Friday 29 January 2010

GLA to withhold Bishops Place information

Last week OPEN was told that the Secretary of State's reasons for allowing the Bishops Place development were confidential and that the balance of the public interest favours non-disclosure".

Now, Boris's Greater London Authority tells us it is following that lead.

OPEN has been told by the GLA that information leading to it approving the Bishops Place scheme is "commercially confidential" and " may need to be withheld...".

The confidential information is, we believe, the 'financial viability assessment', which the developer Hammerson gave the GLA on condition it would never be publically revealed, and which sought to justify an £11 million deduction in its contribution to off-site affordable housing.

And, because it takes a long time time to remove all that information from the documents, " will be necessary to extend the time limit to respond" the GLA says.

Our request was sent on 22 December and the time limit for providing the information would normally be 11 January (20 days). But the GLA says the limited information which they will allow us to see may now not be provided before 1 March - just 4 days before the time limit expires to challange the GLA's decision to approve the Bishops Place scheme. How convenient. For the GLA. And for Hackney. And for the developer Hammerson.

What are the secrets of the Bishops Place planning decisions? There was certainly a lot of money involved - a £500 million private scheme, on a site mainly owned by Hackney Council, which was also the authority which granted planning permission, after the resignation of Hackney's former Head of Planning and after the developer had first vetted the Council report which went to the Planning Committee. Plus the promise of a £3.1 million payment for the GLA towards Crossrail into the bargain.

After a long battle against the local residential and business community, after an historic building was saved, after family homes and £11 million for affordable housing in Dalston had been lost, now darkness decends as the reasons for the authorities' approvals are removed from the public's view.

If Hammerson can raise the money to start building the 52-storey Bishops Place, before its planning permission lapses in 5 years, then Mammon will have secured its first major foothold in Shoreditch. It's attention will now move on to the other development sites locally which it, and the City Corporation, have spent years assembling.

Click on image to enlarge it

Friday 22 January 2010

OPEN draws a blank

OPEN Dalston's appeal to the Secretary of State has been rejected for reasons which, we are told, "the balance of the public interest favours non-disclosure".

We had appealed to the Secretary of State against the approval of Hammerson's Bishops Place planning application where it appeared that the authorities had abandoned their affordable housing and other policies. Hackney had granted planning permission for this £500million, 51-storey, tombstone scheme in Shoreditch. And agreed to reduce the developers contribution towards 'off-site' affordable housing from £14million to £3million.

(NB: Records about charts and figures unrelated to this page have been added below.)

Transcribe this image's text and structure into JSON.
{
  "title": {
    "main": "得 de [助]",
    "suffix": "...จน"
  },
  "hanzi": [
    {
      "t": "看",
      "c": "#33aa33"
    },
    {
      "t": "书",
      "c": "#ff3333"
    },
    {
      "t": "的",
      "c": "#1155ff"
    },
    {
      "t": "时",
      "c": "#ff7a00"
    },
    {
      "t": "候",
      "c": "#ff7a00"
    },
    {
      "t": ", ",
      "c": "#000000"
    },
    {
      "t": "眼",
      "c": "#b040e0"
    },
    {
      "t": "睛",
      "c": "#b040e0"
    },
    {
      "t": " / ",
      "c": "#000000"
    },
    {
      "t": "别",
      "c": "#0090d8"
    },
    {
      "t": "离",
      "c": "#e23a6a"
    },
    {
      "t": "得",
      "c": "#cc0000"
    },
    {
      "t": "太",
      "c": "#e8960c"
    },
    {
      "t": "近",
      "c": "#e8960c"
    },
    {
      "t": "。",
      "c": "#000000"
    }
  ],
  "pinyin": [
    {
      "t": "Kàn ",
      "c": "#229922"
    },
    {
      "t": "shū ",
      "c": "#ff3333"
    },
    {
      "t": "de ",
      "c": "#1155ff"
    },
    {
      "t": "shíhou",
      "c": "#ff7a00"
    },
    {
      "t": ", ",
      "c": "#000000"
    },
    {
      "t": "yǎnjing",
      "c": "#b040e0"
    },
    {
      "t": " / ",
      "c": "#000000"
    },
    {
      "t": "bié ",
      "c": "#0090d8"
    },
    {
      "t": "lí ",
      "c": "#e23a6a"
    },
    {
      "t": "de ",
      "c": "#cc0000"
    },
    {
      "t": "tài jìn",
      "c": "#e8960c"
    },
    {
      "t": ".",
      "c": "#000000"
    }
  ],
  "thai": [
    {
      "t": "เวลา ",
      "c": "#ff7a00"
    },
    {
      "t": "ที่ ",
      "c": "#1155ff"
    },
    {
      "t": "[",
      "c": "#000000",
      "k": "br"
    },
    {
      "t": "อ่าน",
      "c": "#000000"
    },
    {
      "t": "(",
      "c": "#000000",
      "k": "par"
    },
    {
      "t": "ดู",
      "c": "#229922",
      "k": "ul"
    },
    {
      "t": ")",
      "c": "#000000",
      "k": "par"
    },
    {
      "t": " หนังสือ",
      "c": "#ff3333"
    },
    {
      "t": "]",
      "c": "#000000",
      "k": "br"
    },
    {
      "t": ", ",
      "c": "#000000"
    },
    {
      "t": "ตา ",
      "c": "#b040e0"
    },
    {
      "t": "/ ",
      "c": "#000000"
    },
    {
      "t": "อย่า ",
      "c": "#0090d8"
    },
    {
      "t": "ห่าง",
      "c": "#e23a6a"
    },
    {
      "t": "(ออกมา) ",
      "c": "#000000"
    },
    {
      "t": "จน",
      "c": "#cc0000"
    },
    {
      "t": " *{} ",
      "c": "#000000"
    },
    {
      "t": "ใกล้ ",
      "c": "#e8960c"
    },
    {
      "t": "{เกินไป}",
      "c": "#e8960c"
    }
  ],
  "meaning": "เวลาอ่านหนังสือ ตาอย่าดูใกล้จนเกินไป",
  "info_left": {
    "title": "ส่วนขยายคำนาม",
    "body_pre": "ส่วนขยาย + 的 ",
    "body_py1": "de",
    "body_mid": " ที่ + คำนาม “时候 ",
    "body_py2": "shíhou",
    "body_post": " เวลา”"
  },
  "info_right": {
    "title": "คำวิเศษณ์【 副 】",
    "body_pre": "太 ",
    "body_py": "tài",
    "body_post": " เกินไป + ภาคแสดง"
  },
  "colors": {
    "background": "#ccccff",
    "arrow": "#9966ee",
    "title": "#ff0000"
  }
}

Hackney intended to take the 'off-site' money from Shoreditch and spend it in Dalston, thus robbing Peter to pay Paul. It would spend it on The Slab - the GLA's half of Dalston Square scheme - where, embarrassingly, there is so far to be no affordable housing at all.

Following OPEN's appeal a reply was received from the Government's Office for London stating that "the application does not raise issues of more than local importance" and that the Secretary of State, Rt Hon. John Denham MP, would not intervene.

But how could a scheme that appears to depart from national planning policies PPG 1, PPS3 & PPG 15 - regarding appropriate design, protection of the the historic environment, meeting housing need and transparency - be justified? " What are the reasons?" we asked. The government replied by forwarding us its appraisal of the scheme on which it commented thus:
"A small section of the case appraisal has been redacted (removed, concealed) The redactions are of the recommendations as to whether a case should be called in for public inquiry and the decision of the Secretary of State. We consider this advice and recommendations to be of a policy nature and subject to a qualified exemption..This is to allow free and frank thinking and consideration between officials and Ministers. Therefore, we consider that the balance of the public interest favours non-disclosure....Government Office aims to be as helpful as possible..."

OPEN Dalston had drawn a blank. The answers to OPEN's question, to be found in the government's appraisal, had been removed from public view. Apparently the officials' policy recommendations, and the Minister's reasons for his decision, are confidential internal communications. In the "public interest" they can be withheld from the public. So, no "free and frank thinking" will be permitted for the public then.

Fortunately the BBC picked up the story from OPEN's blogs. It scrutinised all the documentation available, canvassed the authorities opinions, and then published the story here.

The BBC, as well as OPEN, have asked for a review of the secrecy decision. We've been told it will be undertaken by a separate government department.